Sujet de grande importance, sans aucun doute, si l'on s'en tient au fait que de plus en plus de voix de justiciables s'élèvent pour dénoncer, très souvent à raison, un certain nombre de maux, pour le moins récurrents, qui minent le système judiciaire. La liste qu'en a établie le commissaire général à la loi près le Conseil d'Etat est loin d'être exhaustive. Il cite néanmoins : "La complexité du système judiciaire, la lenteur, l'allégeance aux politiques, l'imprévisibilité des décisions, l'affairisme ..."

C'est au regard de tous ces maux et de ''bien d'autres encore", tant décriés que l'opinion publique a, semble-t-il, fini par vouer aux gémonies ceux-là même qui ont la charge de nous juger. Ainsi de la complexité du système judiciaire, caractérisée par la profusion des lois, ordonnances, décrets et autres arrêtés, qui aux yeux de l'opinion publique constituent un maquis impénétrable, un labyrinthe indéchiffrable.
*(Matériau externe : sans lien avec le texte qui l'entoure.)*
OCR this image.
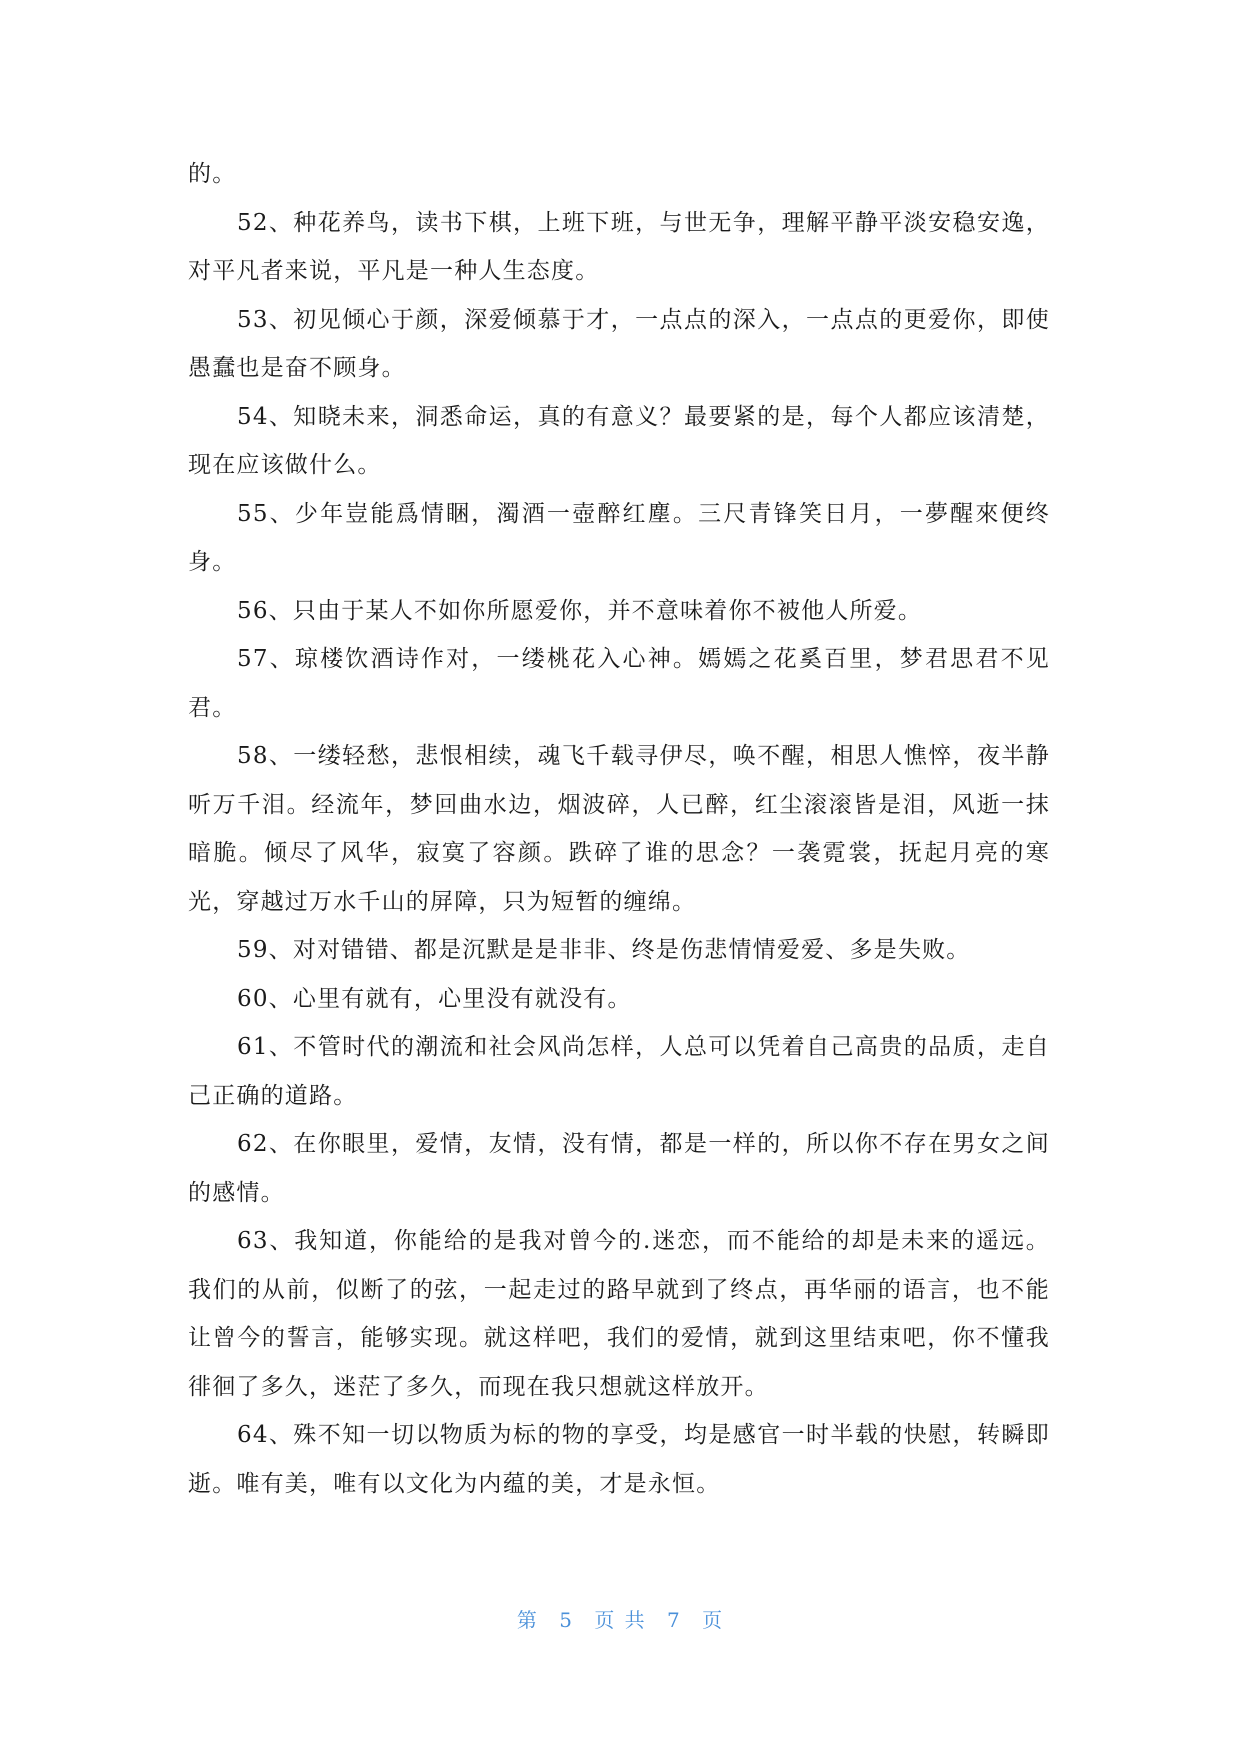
的。

52、种花养鸟，读书下棋，上班下班，与世无争，理解平静平淡安稳安逸，对平凡者来说，平凡是一种人生态度。

53、初见倾心于颜，深爱倾慕于才，一点点的深入，一点点的更爱你，即使愚蠢也是奋不顾身。

54、知晓未来，洞悉命运，真的有意义？最要紧的是，每个人都应该清楚，现在应该做什么。

55、少年豈能爲情睏，濁酒一壺醉红塵。三尺青锋笑日月，一夢醒來便终身。

56、只由于某人不如你所愿爱你，并不意味着你不被他人所爱。

57、琼楼饮酒诗作对，一缕桃花入心神。嫣嫣之花奚百里，梦君思君不见君。

58、一缕轻愁，悲恨相续，魂飞千载寻伊尽，唤不醒，相思人憔悴，夜半静听万千泪。经流年，梦回曲水边，烟波碎，人已醉，红尘滚滚皆是泪，风逝一抹暗脆。倾尽了风华，寂寞了容颜。跌碎了谁的思念？一袭霓裳，抚起月亮的寒光，穿越过万水千山的屏障，只为短暂的缠绵。

59、对对错错、都是沉默是是非非、终是伤悲情情爱爱、多是失败。

60、心里有就有，心里没有就没有。

61、不管时代的潮流和社会风尚怎样，人总可以凭着自己高贵的品质，走自己正确的道路。

62、在你眼里，爱情，友情，没有情，都是一样的，所以你不存在男女之间的感情。

63、我知道，你能给的是我对曾今的.迷恋，而不能给的却是未来的遥远。我们的从前，似断了的弦，一起走过的路早就到了终点，再华丽的语言，也不能让曾今的誓言，能够实现。就这样吧，我们的爱情，就到这里结束吧，你不懂我徘徊了多久，迷茫了多久，而现在我只想就这样放开。

64、殊不知一切以物质为标的物的享受，均是感官一时半载的快慰，转瞬即逝。唯有美，唯有以文化为内蕴的美，才是永恒。

第 5 页 共 7 页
Pour le citoyen en tout cas, la loi n'est pas suffisamment claire, lisible, compréhensible pour tous. Ce manque de clarté laisse perplexes bien de justiciables qui doutent même du caractère indépendant de la justice. En plus du fait qu'ils la soupçonnent d'être instrumentalisée par les politiques, etc.
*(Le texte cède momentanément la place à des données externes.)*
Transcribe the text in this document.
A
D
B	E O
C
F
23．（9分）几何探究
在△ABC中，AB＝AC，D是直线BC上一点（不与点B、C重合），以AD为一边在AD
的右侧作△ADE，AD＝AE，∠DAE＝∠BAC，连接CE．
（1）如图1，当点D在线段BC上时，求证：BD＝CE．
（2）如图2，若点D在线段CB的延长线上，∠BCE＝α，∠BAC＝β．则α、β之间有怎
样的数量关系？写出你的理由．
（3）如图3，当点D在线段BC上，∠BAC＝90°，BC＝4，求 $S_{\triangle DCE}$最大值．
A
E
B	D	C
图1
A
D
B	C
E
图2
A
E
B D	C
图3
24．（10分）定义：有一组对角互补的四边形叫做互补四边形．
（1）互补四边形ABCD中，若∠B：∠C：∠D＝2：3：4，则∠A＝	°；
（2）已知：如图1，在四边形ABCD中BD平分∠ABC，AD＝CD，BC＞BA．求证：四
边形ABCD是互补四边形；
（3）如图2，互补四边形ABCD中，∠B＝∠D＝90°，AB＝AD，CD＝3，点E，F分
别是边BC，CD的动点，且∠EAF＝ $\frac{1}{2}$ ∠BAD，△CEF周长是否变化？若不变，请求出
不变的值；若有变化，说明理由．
ECLAIRCISSEMENTS• Sinon comment expliquer, s'interrogent les citoyens, qu'une procédure en référé puisse durer un an, ou qu'une détention préventive en matière correctionnelle se prolonge plus d'un an? Autant d'interrogations qui font que certains citoyens hésitent à recourir à la justice, parce que pour eux l'issue d'un procès leur paraît d'autant plus aléatoire, qu'ils ont le sentiment que les causes sont jugées d'avance.
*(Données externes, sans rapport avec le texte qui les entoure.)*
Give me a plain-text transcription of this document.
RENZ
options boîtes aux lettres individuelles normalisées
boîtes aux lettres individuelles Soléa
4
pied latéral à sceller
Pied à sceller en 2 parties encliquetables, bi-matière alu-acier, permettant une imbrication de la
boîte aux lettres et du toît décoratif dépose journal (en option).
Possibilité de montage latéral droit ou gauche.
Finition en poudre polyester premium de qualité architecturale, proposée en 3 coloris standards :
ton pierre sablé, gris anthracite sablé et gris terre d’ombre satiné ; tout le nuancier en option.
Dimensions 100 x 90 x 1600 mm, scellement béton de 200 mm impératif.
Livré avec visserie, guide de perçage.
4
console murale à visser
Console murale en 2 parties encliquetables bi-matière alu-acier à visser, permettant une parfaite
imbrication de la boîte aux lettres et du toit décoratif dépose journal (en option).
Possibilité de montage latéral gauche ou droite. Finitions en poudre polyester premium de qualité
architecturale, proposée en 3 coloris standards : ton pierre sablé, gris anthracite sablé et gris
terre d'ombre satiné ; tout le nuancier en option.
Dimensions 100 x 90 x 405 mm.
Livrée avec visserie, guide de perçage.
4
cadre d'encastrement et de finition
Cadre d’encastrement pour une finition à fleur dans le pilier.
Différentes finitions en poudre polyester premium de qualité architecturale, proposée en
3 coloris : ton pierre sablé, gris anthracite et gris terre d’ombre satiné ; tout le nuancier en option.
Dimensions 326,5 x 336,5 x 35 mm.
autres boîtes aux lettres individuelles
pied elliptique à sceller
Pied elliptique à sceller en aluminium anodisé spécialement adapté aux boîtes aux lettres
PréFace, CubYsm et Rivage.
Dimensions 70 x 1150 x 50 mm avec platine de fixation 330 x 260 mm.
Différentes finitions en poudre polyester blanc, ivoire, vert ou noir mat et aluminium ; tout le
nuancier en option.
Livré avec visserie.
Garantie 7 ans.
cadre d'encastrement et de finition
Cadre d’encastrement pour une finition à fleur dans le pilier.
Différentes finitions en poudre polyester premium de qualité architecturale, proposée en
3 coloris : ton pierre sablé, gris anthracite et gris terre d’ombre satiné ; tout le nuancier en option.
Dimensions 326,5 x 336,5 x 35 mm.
Pour le commissaire général, "la justice serait complexe en raison de ses nombreux compartiments. Une situation qui procède du bon sens au regard des diverses matières que les juges sont appelés à examiner''. Tout en déclinant les différents ordres de l'appareil judiciaire, - à savoir l'ordre constitutionnel qu'incarne la Cour constitutionnelle, l'ordre administratif attribué au Conseil d'Etat, l'ordre judiciaire qui examine les affaires de droit commun représenté au sommet par la Cour de cassation et l'ordre financier relevant quant à lui de la Cour des comptes – Hilarion Nkoulou a fait part aux uns et aux autres de ce que l'allégeance des juges au pouvoir politique relève à bien des égards, d'une simple vue de l'esprit". Citant la loi fondamentale, le haut magistrat a tenu à faire savoir que les juges dans l'exercice de leurs fonctions sont soumis à l'autorité de la loi. Expliquant l'influence des politiques, ou mieux leur intrusion du seul fait qu'étant pour la plupart des élus, ils entendent souvent intervenir dans les procès pour défendre leurs électeurs en mauvaise posture, soit en vue de sauvegarder leurs multiples intérêts dans les affaires pendantes devant les juges. Mais pour le haut magistrat, en dépit de cela, la justice ne s'en laisse pas conter. Comme en témoignent les nombreuses condamnations prononcées suite aux turpitudes des hommes politiques.

RESPECT DES PRINCIPES• Manifestement, le premier président du Conseil d'Etat, Martin Akendengué a la même approche. Lui qui considère que de nombreux griefs formulés à l'encontre de la justice résultent essentiellement de l'ignorance réelle des citoyens des mécanismes qui sous-tendent le fonctionnement de la justice. Et pour fixer définitivement l'opinion, il a fait savoir que si le juge dit quel est le droit applicable, il ne lui échoit pas à titre principal de définir les choix majeurs de la société qui incombent par leur nature même au législateur, pour ne pas dire au Parlement et dans une moindre mesure au gouvernement.

Martin Akendengué a du reste rappelé à ses collègues magistrats que les missions de service public assignées à la justice impliquent que celle-ci respecte certains principes : l'égalité de tous les citoyens devant l'institution, la continuité, le droit d'accès de tous à la justice, de façon à parvenir à "une justice plus performante et plus juste." Ce qui n'est pas toujours le cas.